2. Divergence or any distance from the starting point results for with and . There is a place with d. H. You convince yourself that then applies. This behavior is not stable, because with a slight variation of the initial value, as it occurs for example through the numerical calculation, the Newton iteration moves further and further away from the ideal diverging sequence. Even with eventual convergence, the zero found will be very far from the starting value.${\ displaystyle f (x) = \ sin (x)}$${\ displaystyle f ^ {\ prime} (x) = \ cos (x)}$${\ displaystyle N (x) = x- \ tan (x)}$${\ displaystyle x_ {0} \ in \ lbrack - \ pi / 2.0 \ rbrack}$${\ displaystyle \ tan (x_ {0}) = - 2 \ pi}$${\ displaystyle x_ {0} = \ arctan (-2 \ pi) = - 1 {,} 412965136506737759 \ dots}$${\ displaystyle x_ {n} = x_ {0} +2 \ pi n}$

Let be a twice continuously differentiable real function and a simple zero of , in which the derivative thus has no zero. This means that the graph of the function is transversal, i.e. H. non-touching, the -axis intersects.

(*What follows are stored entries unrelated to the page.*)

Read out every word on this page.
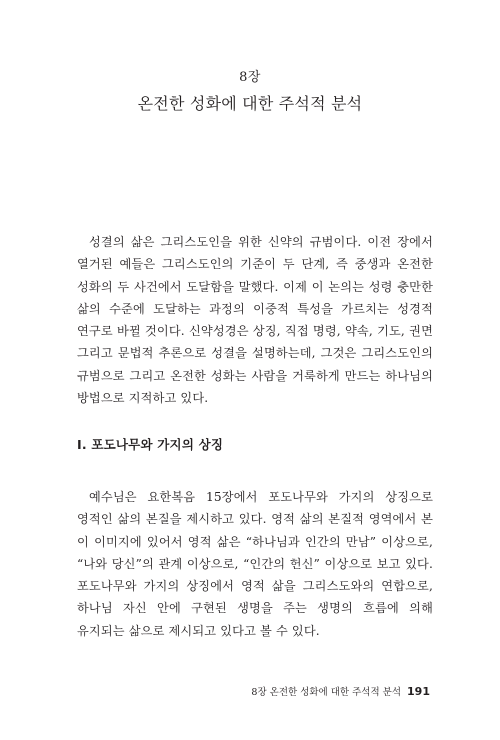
8장
온전한 성화에 대한 주석적 분석

성결의 삶은 그리스도인을 위한 신약의 규범이다. 이전 장에서 열거된 예들은 그리스도인의 기준이 두 단계, 즉 중생과 온전한 성화의 두 사건에서 도달함을 말했다. 이제 이 논의는 성령 충만한 삶의 수준에 도달하는 과정의 이중적 특성을 가르치는 성경적 연구로 바뀔 것이다. 신약성경은 상징, 직접 명령, 약속, 기도, 권면 그리고 문법적 추론으로 성결을 설명하는데, 그것은 그리스도인의 규범으로 그리고 온전한 성화는 사람을 거룩하게 만드는 하나님의 방법으로 지적하고 있다.

Ⅰ. 포도나무와 가지의 상징

예수님은 요한복음 15장에서 포도나무와 가지의 상징으로 영적인 삶의 본질을 제시하고 있다. 영적 삶의 본질적 영역에서 본 이 이미지에 있어서 영적 삶은 “하나님과 인간의 만남” 이상으로, “나와 당신”의 관계 이상으로, “인간의 헌신” 이상으로 보고 있다. 포도나무와 가지의 상징에서 영적 삶을 그리스도와의 연합으로, 하나님 자신 안에 구현된 생명을 주는 생명의 흐름에 의해 유지되는 삶으로 제시되고 있다고 볼 수 있다.

8장 온전한 성화에 대한 주석적 분석 191
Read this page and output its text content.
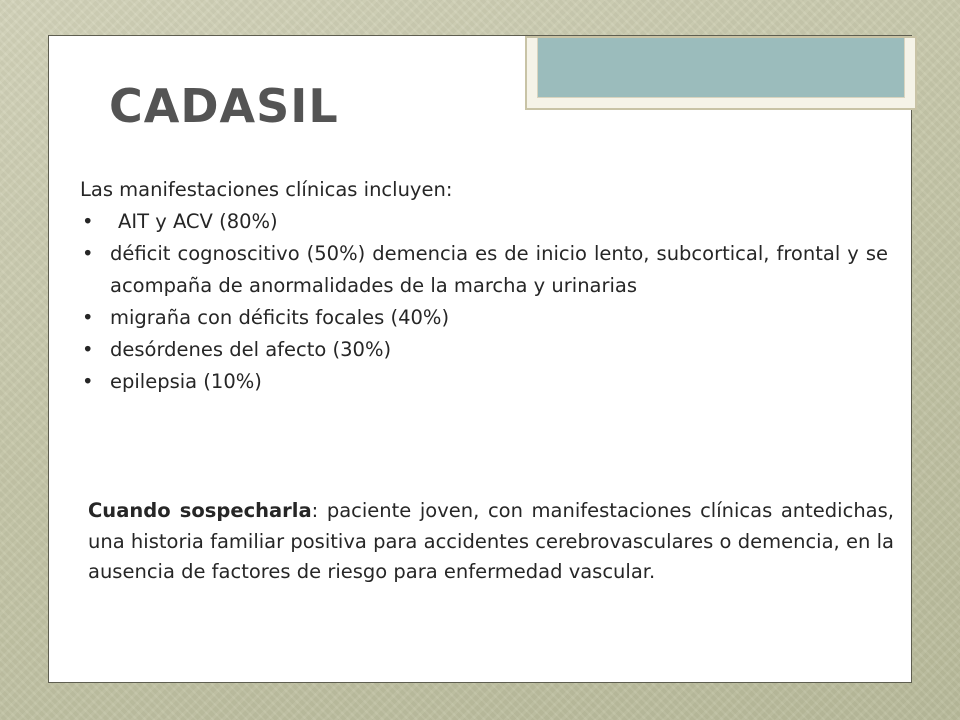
CADASIL

Las manifestaciones clínicas incluyen:

• AIT y ACV (80%)
• déficit cognoscitivo (50%) demencia es de inicio lento, subcortical, frontal y se acompaña de anormalidades de la marcha y urinarias
• migraña con déficits focales (40%)
• desórdenes del afecto (30%)
• epilepsia (10%)

Cuando sospecharla: paciente joven, con manifestaciones clínicas antedichas, una historia familiar positiva para accidentes cerebrovasculares o demencia, en la ausencia de factores de riesgo para enfermedad vascular.
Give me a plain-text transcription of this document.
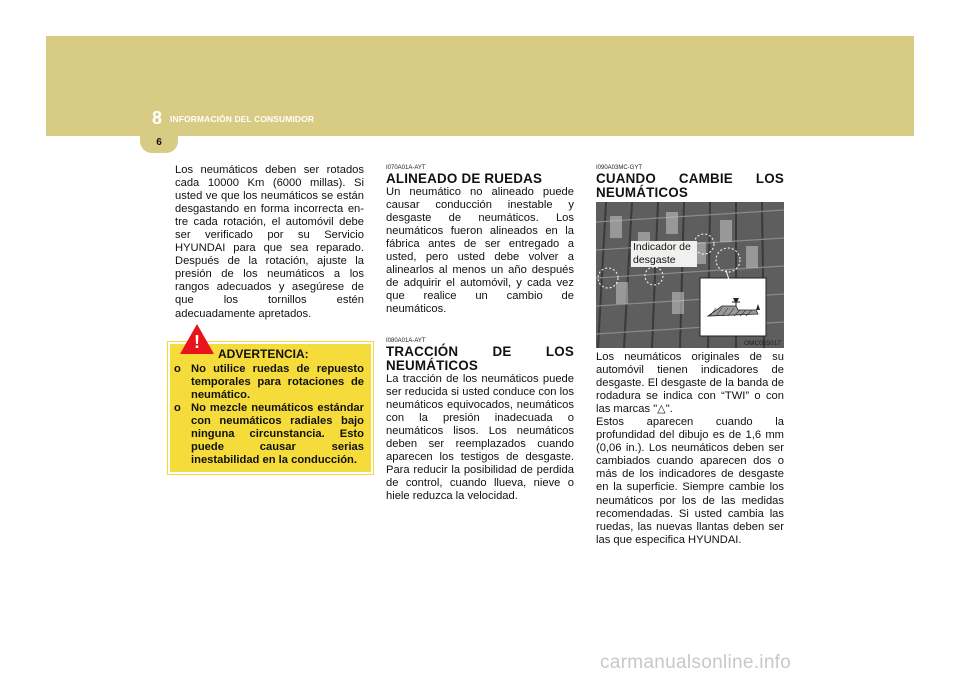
8 INFORMACIÓN DEL CONSUMIDOR
6

Los neumáticos deben ser rotados cada 10000 Km (6000 millas). Si usted ve que los neumáticos se están desgastando en forma incorrecta en-tre cada rotación, el automóvil debe ser verificado por su Servicio HYUNDAI para que sea reparado. Después de la rotación, ajuste la presión de los neumáticos a los rangos adecuados y asegúrese de que los tornillos estén adecuadamente apretados.

!
ADVERTENCIA:

o No utilice ruedas de repuesto temporales para rotaciones de neumático.

o No mezcle neumáticos estándar con neumáticos radiales bajo ninguna circunstancia. Esto puede causar serias inestabilidad en la conducción.

I070A01A-AYT

ALINEADO DE RUEDAS

Un neumático no alineado puede causar conducción inestable y desgaste de neumáticos. Los neumáticos fueron alineados en la fábrica antes de ser entregado a usted, pero usted debe volver a alinearlos al menos un año después de adquirir el automóvil, y cada vez que realice un cambio de neumáticos.

I080A01A-AYT

TRACCIÓN DE LOS NEUMÁTICOS

La tracción de los neumáticos puede ser reducida si usted conduce con los neumáticos equivocados, neumáticos con la presión inadecuada o neumáticos lisos. Los neumáticos deben ser reemplazados cuando aparecen los testigos de desgaste. Para reducir la posibilidad de perdida de control, cuando llueva, nieve o hiele reduzca la velocidad.

I090A03MC-GYT

CUANDO CAMBIE LOS NEUMÁTICOS

Indicador de desgaste
OMC055017

Los neumáticos originales de su automóvil tienen indicadores de desgaste. El desgaste de la banda de rodadura se indica con “TWI” o con las marcas "△".

Estos aparecen cuando la profundidad del dibujo es de 1,6 mm (0,06 in.). Los neumáticos deben ser cambiados cuando aparecen dos o más de los indicadores de desgaste en la superficie. Siempre cambie los neumáticos por los de las medidas recomendadas. Si usted cambia las ruedas, las nuevas llantas deben ser las que especifica HYUNDAI.

carmanualsonline.info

Be a point close to . Then the Taylor formula of the second degree (with Lagrange remainder term ) ${\ displaystyle f}$${\ displaystyle a}$${\ displaystyle f}$${\ displaystyle x}$${\ displaystyle x}$${\ displaystyle a}$

${\ displaystyle 0 = f (a) = f (x) + f '(x) (ax) + {\ tfrac {1} {2}} f' '(\ xi) (ax) ^ {2}, \ qquad \ xi}$lies between and ,${\ displaystyle x}$${\ displaystyle a}$

be adjusted according to the difference , ${\ displaystyle (xa)}$

${\ displaystyle xa = {\ frac {f (x)} {f '(x)}} + {\ frac {f' '(\ xi)} {2 \, f' (x)}} (xa) ^ {2}}$.

It is now rearranged so that the Newton operator appears on the right side,

${\ displaystyle N_ {f} (x) -a = x - {\ frac {f (x)} {f '(x)}} - a = {\ frac {f' '(\ xi)} {2 \ , f '(x)}} (xa) ^ {2}}$.

Let be an interval around without zero of the derivative and and bounds of the derivative of . Then the estimation follows for all${\ displaystyle I}$${\ displaystyle a}$${\ displaystyle f '(x)}$${\ displaystyle m_ {1} = \ min _ {x \ in I} | f '(x) |}$${\ displaystyle M_ {2} = \ max _ {x \ in I} | f '' (x) |}$${\ displaystyle f}$${\ displaystyle x \ in I}$

${\ displaystyle {\ Bigl |} N_ {f} (x) -a {\ Bigr |} \ leq {\ frac {M_ {2}} {2m_ {1}}} | xa | ^ {2}}$.

With the constant factor is referred. In each step of the Newton iteration the size will be smaller than the square of the same size in the previous step . After complete induction, it results ${\ displaystyle K = {\ tfrac {M_ {2}} {2m_ {1}}}}$${\ displaystyle n}$${\ displaystyle d_ {n} = K \, | x_ {n} -a |}$${\ displaystyle d_ {n} \ leq K \ cdot K | x_ {n-1} -a | ^ {2} = d_ {n-1} ^ {2}}$

${\ displaystyle K \, | x_ {n} -a | = d_ {n} \ leq d_ {n-1} ^ {2} \ leq d_ {n-2} ^ {4} \ leq \ dotsb \ leq d_ {0} ^ {2 ^ {n}} = (K \, | x_ {0} -a |) ^ {2 ^ {n}}}$.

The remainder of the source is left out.